In fact, look at Putin’s dire accomplishment: He turned the Baltic Sea into an anti-Russian lake. Germany, Denmark, Sweden, Finland, Poland, Lithuania, Latvia and Estonia are all NATO members, as are the Bucharest Nine: nine Eastern European countries, all former members of the Warsaw Pact.’

(…)

‘A year later, what began as a comprehensive invasion was degraded to an artillery war of attrition. If you compare the two countries along conventional criteria – casualties (civilian and military), territory ceded, infrastructure damage, economic devastation – obviously Ukraine is suffering while Russia has the depth and resources. But if you compare the intentions a year ago to the reality today, Russia has been defeated.’

(…)

‘Seventh, China. This is perhaps the most consequential result of the war at this point. Three weeks before the invasion, ahead of the Winter Olympics in Beijing, Xi Jinping and Vladimir Putin stood side by side with huge Chinese and Russian flags almost enveloping them, and pledged “friendship with no limits.” China saw Russian pressure on Ukraine as part of an effort to restructure the “American order” that has girded the world since 1945. China sees itself as a superpower constricted by unfair American hegemony.
But China had hoped that Moscow would scare Ukraine into capitulation without a war, similar to what Beijing might have in mind for Taiwan. The invasion surprised Xi, but Russia’s military and diplomatic performance dejected him, so China stayed away, lending only verbal support and buying oil.
Now, according to U.S. Secretary of State Antony Blinken, China plans to supply Russia with advanced weapons. The United States may divulge details in the coming days, but the strategic implication for Russia is harsh: an upending of the power relationship, with China the senior partner and Russia the weaker client.’

(…)

‘The war isn’t over by any stretch and both Russia and Ukraine seem to be gearing up for an escalation. But one year later, however the war ends, Putin has lost.’

Read the article here.

Russia became China’s weaker client.
Putin managed to unite Ukraine, for the time being, to awaken NATO (it’s not braindead, it has a purpose), to strengthen America’s imperial ambitions. No imperium can afford to be tired.

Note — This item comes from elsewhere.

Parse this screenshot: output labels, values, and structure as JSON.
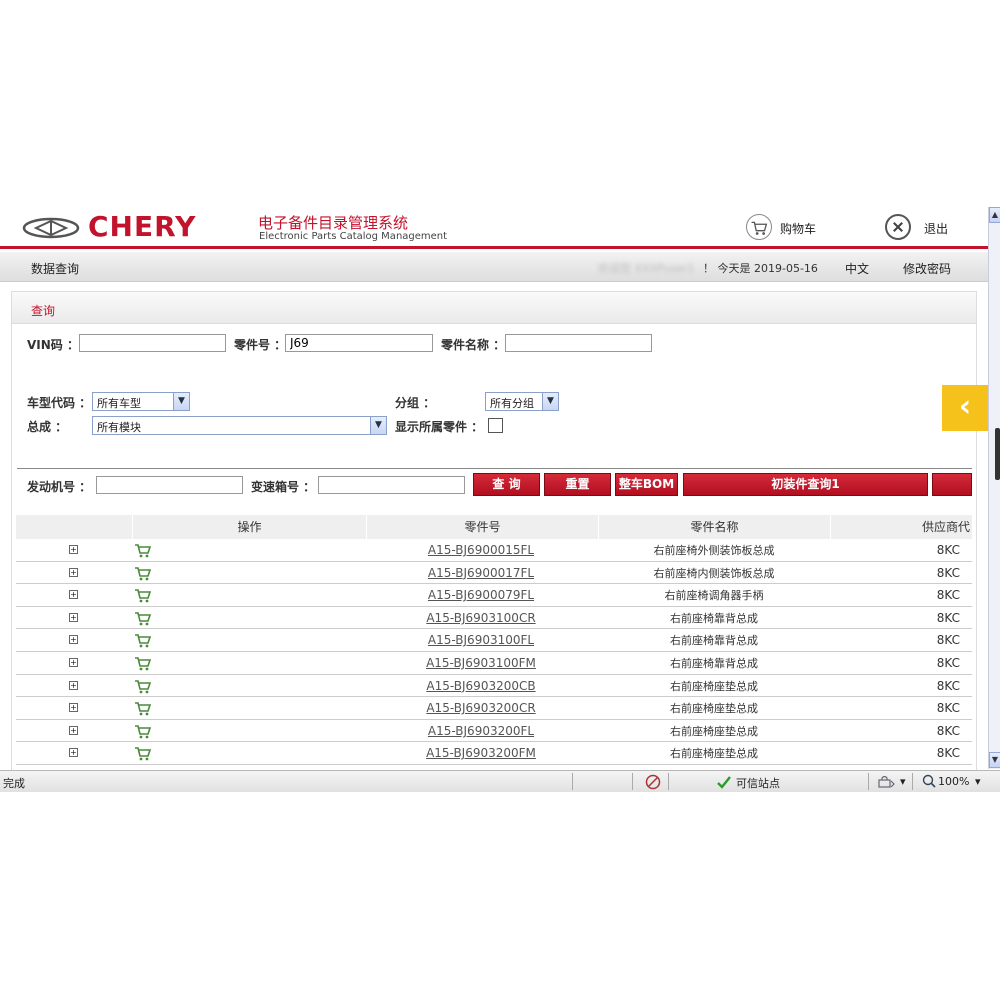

And what I wrote twenty years and ten years ago is still accurate, those who believe that the end of the American empire will bring us under the influence of a better empire are mistaken.

Pinkas doesn’t write about the possibility that Russia will disintegrate. But Biden is walking on a thin cord, Ukraine needs to ‘win’ -but Russia needs to remain intact.
Biden will have to display the prudence of Bush père during and after the first Gulf War.
Of course, after that war came Iraq 2003. And after Iraq and Afghanistan came neo-isolationism. We will leave Syria to its own devices. Understandable, Obama’s decision is still defendable. But maybe a bit unfortunate for Syria?

Is Putin the new Saddam? That’s the question.